Hey folks. I've been working on creating a way to process my digital photos to emulate (as accurately as possible) the look of Kodachrome 64 film. So far I haven't come across any presets online that resemble Kodachrome much at all (even though they claim to) so I set out to pull it off myself.

I think one thing that a lot of presets miss is the sharpness and contrast of Kodachrome. It seems like they only try to modify the colors, which is only part of the look.

Anyway, my process is a work in progress but here are a few images to feast your eyes on. Feedback welcome!


----------



## 480sparky (Aug 24, 2016)

Have you looked at DxO Film Pack?


----------



## Coffee Jester (Aug 24, 2016)

Yeah I've tried the demo, but the presets are a little too...underwhelming. Didn't seem to really change the color all that much, and a change the contrast/luminance was hardly noticeable. 

Anyway, I'm having fun trying to recreate it myself. Kodachrome has been a tough one to do but it's been really rewarding trying to replicate it's look.


----------



## Coffee Jester (Aug 26, 2016)

Some more examples of my Kodachrome process, this time with before and after images.


----------



## 480sparky (Aug 26, 2016)

If the first one, you killed off all the greens of summer.  Paul Simon would be disappointed.

DXO FilmPack 3 results:


----------



## Coffee Jester (Aug 27, 2016)

Yeah they definitely were dark...I've since modified my process and they look more green now. 
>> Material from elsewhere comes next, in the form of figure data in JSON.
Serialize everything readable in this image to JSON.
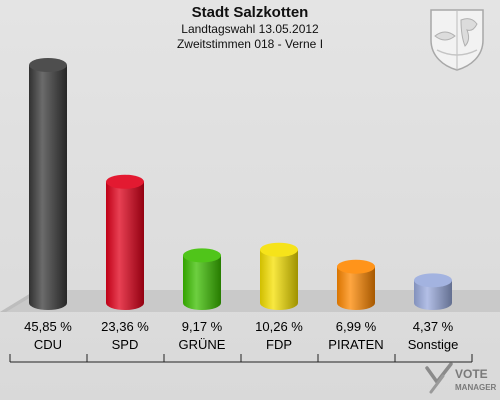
{
  "header": {
    "title": "Stadt Salzkotten",
    "subtitle1": "Landtagswahl 13.05.2012",
    "subtitle2": "Zweitstimmen 018 - Verne I"
  },
  "watermark": {
    "line1": "VOTE",
    "line2": "MANAGER"
  },
  "chart_data": {
    "type": "bar",
    "title": "Stadt Salzkotten",
    "subtitle": "Landtagswahl 13.05.2012 — Zweitstimmen 018 - Verne I",
    "categories": [
      "CDU",
      "SPD",
      "GRÜNE",
      "FDP",
      "PIRATEN",
      "Sonstige"
    ],
    "values": [
      45.85,
      23.36,
      9.17,
      10.26,
      6.99,
      4.37
    ],
    "value_labels": [
      "45,85 %",
      "23,36 %",
      "9,17 %",
      "10,26 %",
      "6,99 %",
      "4,37 %"
    ],
    "colors": [
      "#3a3a3a",
      "#e0001a",
      "#3cbf00",
      "#f5e000",
      "#ff8800",
      "#99aadd"
    ],
    "ylim": [
      0,
      45.85
    ],
    "grid": false,
    "legend": "none"
  }
}
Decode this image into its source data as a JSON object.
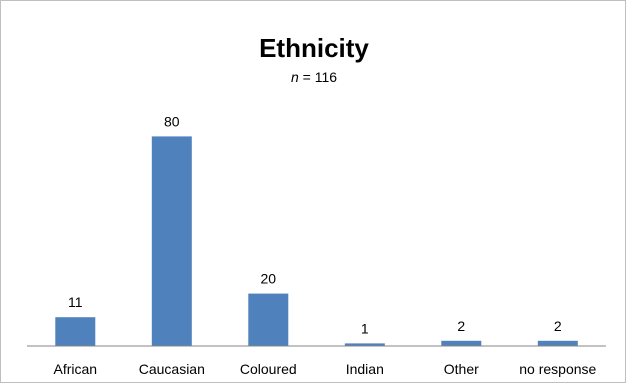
{
  "chart_data": {
    "type": "bar",
    "title": "Ethnicity",
    "subtitle": {
      "italic_part": "n",
      "rest": " = 116"
    },
    "categories": [
      "African",
      "Caucasian",
      "Coloured",
      "Indian",
      "Other",
      "no response"
    ],
    "values": [
      11,
      80,
      20,
      1,
      2,
      2
    ],
    "xlabel": "",
    "ylabel": "",
    "ylim": [
      0,
      100
    ],
    "grid": false,
    "legend": "none",
    "bar_color": "#4f81bd",
    "axis_color": "#868686"
  }
}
One of the things that looks distinct to me about Kodachrome is its rendition of green, specifically trees. It's got such a deep, forest green color that is much darker than the typical bright yellow-green that digital photos produce.


----------



## unpopular (Aug 27, 2016)

Just curious if you're eyeballing it or using data?

Here is the characteristic curve from Kodak:
http://www.kodak.com/global/en/professional/support/techPubs/e55/f002_0486ac.gif

However, a spectral response might be more useful, especially if you can compare it against the spectral response of the camera you're using. If you can get these graphs, let me know and I may be able to provide some additional insights.


----------



## Coffee Jester (Aug 27, 2016)

I found Kodachrome's spectral response here:

http://www.kodak.com/global/en/consumer/products/pdf/e88.pdf

I'm having a hard time interpreting this info for my process. I'm pretty sure I know what it's telling me, but I'm not sure how to apply it?


----------



## unpopular (Aug 27, 2016)

Ok. I found the spectral response for the 5D. It's been a while. But I do have some ideas here. Let me muck around a bit. I'll try to post something later.


----------



## Coffee Jester (Aug 27, 2016)

I look forward to your results! 

This is my latest attempt. I pretty much nailed what I was going for in the greens, as well as the overall contrast and color variation in the image. This obviously isn't representative of every color but this very closely matches one of the reference K64 photos I was using.


----------



## unpopular (Aug 27, 2016)

don't get me wrong. I think you're doing a great job, and with all liklihood I won't gave as much success without the CSVs, and even then I'd probably have to push it through something like Houdini to actually make use of the data.


----------